Releases are cut to release/rocm-rel-x.y
, where x and y refer to the release major and minor numbers.
Code that introduces new features should have test coverage and benchmark coverage. Documentation must also be added following the guidelines described in Documentation Style. If modifying existing functionality, tests, benchmarks and documentation must be updated to fit the new behavior and/or parameters.
If the autotuning is run, benchmarks should be re-run to check whether performance indeed improves. If so, the new configuration files generated should be added to the corresponding PR.
rocPRIM is an open source library. Because of this, we include the license description shown below at the top of every source file. If you create new source files in the repository, please include this text in them as well (replacing "xx" with the digits for the current year):
// Copyright (c) 20xx Advanced Micro Devices, Inc. All rights reserved.
//
// Permission is hereby granted, free of charge, to any person obtaining a copy
// of this software and associated documentation files (the "Software"), to deal
// in the Software without restriction, including without limitation the rights
// to use, copy, modify, merge, publish, distribute, sublicense, and/or sell
// copies of the Software, and to permit persons to whom the Software is
// furnished to do so, subject to the following conditions:
//
// The above copyright notice and this permission notice shall be included in
// all copies or substantial portions of the Software.
//
// THE SOFTWARE IS PROVIDED "AS IS", WITHOUT WARRANTY OF ANY KIND, EXPRESS OR
// IMPLIED, INCLUDING BUT NOT LIMITED TO THE WARRANTIES OF MERCHANTABILITY,
// FITNESS FOR A PARTICULAR PURPOSE AND NONINFRINGEMENT. IN NO EVENT SHALL THE
// AUTHORS OR COPYRIGHT HOLDERS BE LIABLE FOR ANY CLAIM, DAMAGES OR OTHER
// LIABILITY, WHETHER IN AN ACTION OF CONTRACT, TORT OR OTHERWISE, ARISING FROM,
// OUT OF OR IN CONNECTION WITH THE SOFTWARE OR THE USE OR OTHER DEALINGS IN
// THE SOFTWARE.
If you modify existing files licensed in a previous year, add a dash followed by the modification year to indicate that the license also covers the most recent changes (like so: Copyright (c) 20xx-20yy
). It may also happen that such an interval is already specified in the license, but the last year indicated is previous to the current modification date, in this case just change it accordingly.

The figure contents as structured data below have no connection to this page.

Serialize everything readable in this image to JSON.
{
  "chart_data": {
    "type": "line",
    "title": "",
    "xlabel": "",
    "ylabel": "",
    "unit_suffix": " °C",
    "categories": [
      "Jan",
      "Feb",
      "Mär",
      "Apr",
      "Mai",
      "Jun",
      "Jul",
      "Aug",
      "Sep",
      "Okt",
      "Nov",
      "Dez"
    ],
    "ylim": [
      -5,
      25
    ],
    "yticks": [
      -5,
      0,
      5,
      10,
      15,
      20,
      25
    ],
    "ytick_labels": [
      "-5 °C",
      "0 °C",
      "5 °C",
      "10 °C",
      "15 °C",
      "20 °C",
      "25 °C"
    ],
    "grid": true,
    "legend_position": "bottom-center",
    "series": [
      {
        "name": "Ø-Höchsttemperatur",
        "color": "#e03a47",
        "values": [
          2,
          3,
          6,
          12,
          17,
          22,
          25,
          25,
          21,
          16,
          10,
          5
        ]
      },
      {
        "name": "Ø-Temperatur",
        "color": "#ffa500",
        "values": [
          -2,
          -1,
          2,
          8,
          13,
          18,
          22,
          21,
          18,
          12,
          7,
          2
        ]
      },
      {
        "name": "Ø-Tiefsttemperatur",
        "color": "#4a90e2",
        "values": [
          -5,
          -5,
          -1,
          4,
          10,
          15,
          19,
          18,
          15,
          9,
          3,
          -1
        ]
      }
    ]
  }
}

Under the scripts/copyright-date
folder there is check-copyright
script that we use to check if the copyright date updates are done. It can also be used to automatize those updates. Run
scripts/copyright-date/check-copyright.sh -u
inside rocPRIM's root directory to update the copyright statements of modified files or set
git config --local hooks.updateCopyright true
to automatically update copyrights when committing.
All noticeable changes are recorded in the CHANGELOG.md
file. For every release, we annotate the additions, fixes, changes, deprecations and/or optimizations introduced within that release.

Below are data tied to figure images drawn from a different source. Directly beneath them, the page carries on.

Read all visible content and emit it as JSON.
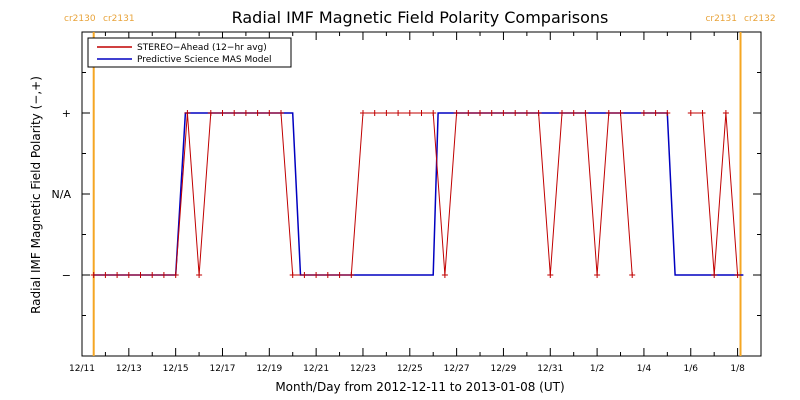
{
  "chart_data": {
    "type": "line",
    "title": "Radial IMF Magnetic Field Polarity Comparisons",
    "xlabel": "Month/Day from 2012-12-11 to 2013-01-08 (UT)",
    "ylabel": "Radial IMF Magnetic Field Polarity (−,+)",
    "x_start": "2012-12-11",
    "x_end": "2013-01-09",
    "x_tick_labels": [
      "12/11",
      "12/13",
      "12/15",
      "12/17",
      "12/19",
      "12/21",
      "12/23",
      "12/25",
      "12/27",
      "12/29",
      "12/31",
      "1/2",
      "1/4",
      "1/6",
      "1/8"
    ],
    "y_categories": [
      "−",
      "N/A",
      "+"
    ],
    "y_values_meaning": {
      "-1": "−",
      "0": "N/A",
      "1": "+"
    },
    "ylim": [
      -2,
      2
    ],
    "legend": {
      "position": "top-left",
      "entries": [
        "STEREO−Ahead (12−hr avg)",
        "Predictive Science MAS Model"
      ]
    },
    "carrington_markers": [
      {
        "date": "2012-12-11T12:00",
        "labels": [
          "cr2130",
          "cr2131"
        ],
        "color": "#f5a623"
      },
      {
        "date": "2013-01-08T03:00",
        "labels": [
          "cr2131",
          "cr2132"
        ],
        "color": "#f5a623"
      }
    ],
    "series": [
      {
        "name": "STEREO−Ahead (12−hr avg)",
        "color": "#c00000",
        "segments": [
          [
            [
              "2012-12-11T12:00",
              -1
            ],
            [
              "2012-12-12T00:00",
              -1
            ],
            [
              "2012-12-12T12:00",
              -1
            ],
            [
              "2012-12-13T00:00",
              -1
            ],
            [
              "2012-12-13T12:00",
              -1
            ],
            [
              "2012-12-14T00:00",
              -1
            ],
            [
              "2012-12-14T12:00",
              -1
            ],
            [
              "2012-12-15T00:00",
              -1
            ],
            [
              "2012-12-15T12:00",
              1
            ],
            [
              "2012-12-16T00:00",
              -1
            ],
            [
              "2012-12-16T12:00",
              1
            ],
            [
              "2012-12-17T00:00",
              1
            ],
            [
              "2012-12-17T12:00",
              1
            ],
            [
              "2012-12-18T00:00",
              1
            ],
            [
              "2012-12-18T12:00",
              1
            ],
            [
              "2012-12-19T00:00",
              1
            ],
            [
              "2012-12-19T12:00",
              1
            ],
            [
              "2012-12-20T00:00",
              -1
            ],
            [
              "2012-12-20T12:00",
              -1
            ],
            [
              "2012-12-21T00:00",
              -1
            ],
            [
              "2012-12-21T12:00",
              -1
            ],
            [
              "2012-12-22T00:00",
              -1
            ],
            [
              "2012-12-22T12:00",
              -1
            ],
            [
              "2012-12-23T00:00",
              1
            ],
            [
              "2012-12-23T12:00",
              1
            ],
            [
              "2012-12-24T00:00",
              1
            ],
            [
              "2012-12-24T12:00",
              1
            ],
            [
              "2012-12-25T00:00",
              1
            ],
            [
              "2012-12-25T12:00",
              1
            ],
            [
              "2012-12-26T00:00",
              1
            ],
            [
              "2012-12-26T12:00",
              -1
            ],
            [
              "2012-12-27T00:00",
              1
            ],
            [
              "2012-12-27T12:00",
              1
            ],
            [
              "2012-12-28T00:00",
              1
            ],
            [
              "2012-12-28T12:00",
              1
            ],
            [
              "2012-12-29T00:00",
              1
            ],
            [
              "2012-12-29T12:00",
              1
            ],
            [
              "2012-12-30T00:00",
              1
            ],
            [
              "2012-12-30T12:00",
              1
            ],
            [
              "2012-12-31T00:00",
              -1
            ],
            [
              "2012-12-31T12:00",
              1
            ],
            [
              "2013-01-01T00:00",
              1
            ],
            [
              "2013-01-01T12:00",
              1
            ],
            [
              "2013-01-02T00:00",
              -1
            ],
            [
              "2013-01-02T12:00",
              1
            ],
            [
              "2013-01-03T00:00",
              1
            ],
            [
              "2013-01-03T12:00",
              -1
            ]
          ],
          [
            [
              "2013-01-04T00:00",
              1
            ],
            [
              "2013-01-04T12:00",
              1
            ],
            [
              "2013-01-05T00:00",
              1
            ]
          ],
          [
            [
              "2013-01-06T00:00",
              1
            ],
            [
              "2013-01-06T12:00",
              1
            ],
            [
              "2013-01-07T00:00",
              -1
            ],
            [
              "2013-01-07T12:00",
              1
            ],
            [
              "2013-01-08T00:00",
              -1
            ]
          ]
        ]
      },
      {
        "name": "Predictive Science MAS Model",
        "color": "#0000c0",
        "points": [
          [
            "2012-12-11T12:00",
            -1
          ],
          [
            "2012-12-15T00:00",
            -1
          ],
          [
            "2012-12-15T10:00",
            1
          ],
          [
            "2012-12-20T00:00",
            1
          ],
          [
            "2012-12-20T08:00",
            -1
          ],
          [
            "2012-12-26T00:00",
            -1
          ],
          [
            "2012-12-26T05:00",
            1
          ],
          [
            "2013-01-05T00:00",
            1
          ],
          [
            "2013-01-05T08:00",
            -1
          ],
          [
            "2013-01-08T06:00",
            -1
          ]
        ]
      }
    ]
  }
}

When opening a PR, make sure to add to the correspondent sections under the latest unreleased release all the meaningful changes introduced.
After you create a PR, you can take a look at a diff of the changes you made using the PR's "Files" tab.
PRs must pass through the checks and the code review described in the Acceptance Criteria section before they can be merged.
Checks may take some time to complete. You can view their progress in the table near the bottom of the pull request page. You may also be able to use the links in the table to view logs associated with a check if it fails.
During code reviews, another developer(s) will take a look through your proposed change. If any modifications are requested (or further discussion about anything is needed), they may leave a comment. You can follow up and respond to the comment, and/or create comments of your own if you have questions or ideas. When a modification request has been completed, the conversation thread about it will be marked as resolved.
To update the code in your PR (eg. in response to a code review discussion), you can simply push another commit to the branch used in your pull request.